Eso básicamente condenó a Aisha a una prisión flotante, porque el hombre de origen sirio, no podría abandonar el carguero más que para ir a buscar agua o comida a la orilla. Su única llave para abandonar el barco era que éste se vendiera… y pasaron cuatro años sin que esto sucediera.

Cuatro crueles años atrapado en esa prisión flotante. 

Reportes de varios medios y organizaciones no gubernamentales refieren que la salud física y mental del hombre se deterioró un poco cada día. 

Durante ese tiempo, Aisha no tuvo acceso a electricidad ni luz. 

Tenía que nadar hasta la orilla para conseguir cosas básicas como comida y agua, arriesgando su vida cada vez que lo hacía.

“He tenido que nadar hasta la orilla cada pocos días para conseguir comida y agua y para cargar mi teléfono. Estos días, llegar a la orilla pone en peligro mi vida debido al frío y a mi mal estado de salud (casi me ahogo varias veces)”, detalló Aisha en una entrevista para la BBC.

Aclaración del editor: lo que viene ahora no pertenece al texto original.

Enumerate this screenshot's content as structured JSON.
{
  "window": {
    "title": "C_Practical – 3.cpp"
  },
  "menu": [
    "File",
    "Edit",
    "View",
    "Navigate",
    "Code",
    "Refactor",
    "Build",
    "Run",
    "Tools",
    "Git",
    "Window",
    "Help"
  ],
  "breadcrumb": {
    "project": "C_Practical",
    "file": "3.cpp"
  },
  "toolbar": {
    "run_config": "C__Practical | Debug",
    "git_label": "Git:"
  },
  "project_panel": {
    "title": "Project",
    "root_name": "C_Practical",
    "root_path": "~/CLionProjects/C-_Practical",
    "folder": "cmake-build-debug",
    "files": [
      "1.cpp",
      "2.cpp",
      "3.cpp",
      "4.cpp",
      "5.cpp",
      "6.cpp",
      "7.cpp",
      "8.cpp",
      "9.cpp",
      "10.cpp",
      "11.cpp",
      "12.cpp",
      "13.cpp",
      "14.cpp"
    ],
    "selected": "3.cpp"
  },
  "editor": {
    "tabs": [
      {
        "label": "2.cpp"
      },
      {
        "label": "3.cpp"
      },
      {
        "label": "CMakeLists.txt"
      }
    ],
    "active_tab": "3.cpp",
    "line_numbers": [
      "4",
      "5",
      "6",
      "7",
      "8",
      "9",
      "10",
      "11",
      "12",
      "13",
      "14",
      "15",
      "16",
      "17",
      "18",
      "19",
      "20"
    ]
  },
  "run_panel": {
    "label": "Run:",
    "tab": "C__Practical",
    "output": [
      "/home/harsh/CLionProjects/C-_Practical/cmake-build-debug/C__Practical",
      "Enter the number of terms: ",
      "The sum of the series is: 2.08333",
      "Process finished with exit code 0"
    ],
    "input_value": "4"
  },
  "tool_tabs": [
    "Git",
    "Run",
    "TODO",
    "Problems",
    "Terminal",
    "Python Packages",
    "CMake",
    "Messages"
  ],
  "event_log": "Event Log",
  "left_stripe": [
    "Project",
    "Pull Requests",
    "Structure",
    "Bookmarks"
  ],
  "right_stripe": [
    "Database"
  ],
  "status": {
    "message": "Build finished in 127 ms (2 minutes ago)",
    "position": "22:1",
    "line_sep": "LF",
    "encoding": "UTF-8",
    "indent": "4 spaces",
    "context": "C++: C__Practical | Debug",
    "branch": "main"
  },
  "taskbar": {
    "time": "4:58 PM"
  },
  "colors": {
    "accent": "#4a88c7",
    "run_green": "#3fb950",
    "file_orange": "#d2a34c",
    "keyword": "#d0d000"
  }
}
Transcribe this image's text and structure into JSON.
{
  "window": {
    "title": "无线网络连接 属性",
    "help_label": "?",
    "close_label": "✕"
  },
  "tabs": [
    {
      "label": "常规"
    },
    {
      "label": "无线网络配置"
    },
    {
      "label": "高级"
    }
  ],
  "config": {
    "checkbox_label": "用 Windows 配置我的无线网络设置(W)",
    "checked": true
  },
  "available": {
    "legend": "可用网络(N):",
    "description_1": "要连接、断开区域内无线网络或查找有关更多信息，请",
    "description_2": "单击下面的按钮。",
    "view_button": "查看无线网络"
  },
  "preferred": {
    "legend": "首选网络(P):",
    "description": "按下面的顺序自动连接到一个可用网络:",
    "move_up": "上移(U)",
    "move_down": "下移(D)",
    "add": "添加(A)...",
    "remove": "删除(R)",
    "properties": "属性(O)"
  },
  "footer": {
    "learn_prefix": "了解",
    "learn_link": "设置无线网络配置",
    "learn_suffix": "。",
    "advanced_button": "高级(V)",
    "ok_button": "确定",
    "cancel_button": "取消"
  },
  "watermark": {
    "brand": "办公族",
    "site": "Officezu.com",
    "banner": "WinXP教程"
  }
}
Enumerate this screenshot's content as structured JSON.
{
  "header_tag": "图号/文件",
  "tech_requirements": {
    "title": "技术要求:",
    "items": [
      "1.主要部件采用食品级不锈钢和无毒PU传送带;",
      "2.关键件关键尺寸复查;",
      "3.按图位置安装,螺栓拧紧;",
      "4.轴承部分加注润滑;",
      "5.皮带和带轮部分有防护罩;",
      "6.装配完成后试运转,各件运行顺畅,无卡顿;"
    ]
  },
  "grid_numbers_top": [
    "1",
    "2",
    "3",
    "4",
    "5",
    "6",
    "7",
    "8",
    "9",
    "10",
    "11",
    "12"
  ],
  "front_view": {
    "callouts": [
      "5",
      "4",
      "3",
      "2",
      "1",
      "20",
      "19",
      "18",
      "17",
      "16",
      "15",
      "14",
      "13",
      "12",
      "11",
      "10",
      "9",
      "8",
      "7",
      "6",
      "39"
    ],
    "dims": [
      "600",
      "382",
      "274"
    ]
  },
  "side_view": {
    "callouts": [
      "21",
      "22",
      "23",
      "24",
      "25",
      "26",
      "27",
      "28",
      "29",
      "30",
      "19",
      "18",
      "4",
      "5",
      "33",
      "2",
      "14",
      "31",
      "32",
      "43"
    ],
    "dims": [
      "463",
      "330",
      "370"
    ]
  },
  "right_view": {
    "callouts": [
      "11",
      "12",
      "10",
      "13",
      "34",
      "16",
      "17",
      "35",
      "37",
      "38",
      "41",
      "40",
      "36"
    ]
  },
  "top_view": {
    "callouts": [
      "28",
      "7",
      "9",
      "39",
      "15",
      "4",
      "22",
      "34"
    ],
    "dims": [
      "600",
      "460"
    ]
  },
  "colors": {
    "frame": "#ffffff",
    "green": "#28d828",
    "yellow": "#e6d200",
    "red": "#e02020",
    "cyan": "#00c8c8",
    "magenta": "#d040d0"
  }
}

Pero según la ley poco había que hacer. El MV Aman es su problema, y sólo su problema. Al menos hasta que lo sea de otra persona.

Hace unas semanas, durante el bloqueo del gigantesco buque Ever Given, Aisha contó decenas de barcos esperando a que se aliviara el atasco.

Finalmente, hace unos días las autoridades decidieron liberarlo de la responsabilidad y permitirle volver a su país, Siria.

Lo terrible es que por sorprendente que parezca esta historia, de acuerdo con datos de la Organización Internacional del Trabajo, actualmente hay 250 casos activos de abandono de barcos y marineros alrededor del mundo. Atrapados en sus propias prisiones flotantes.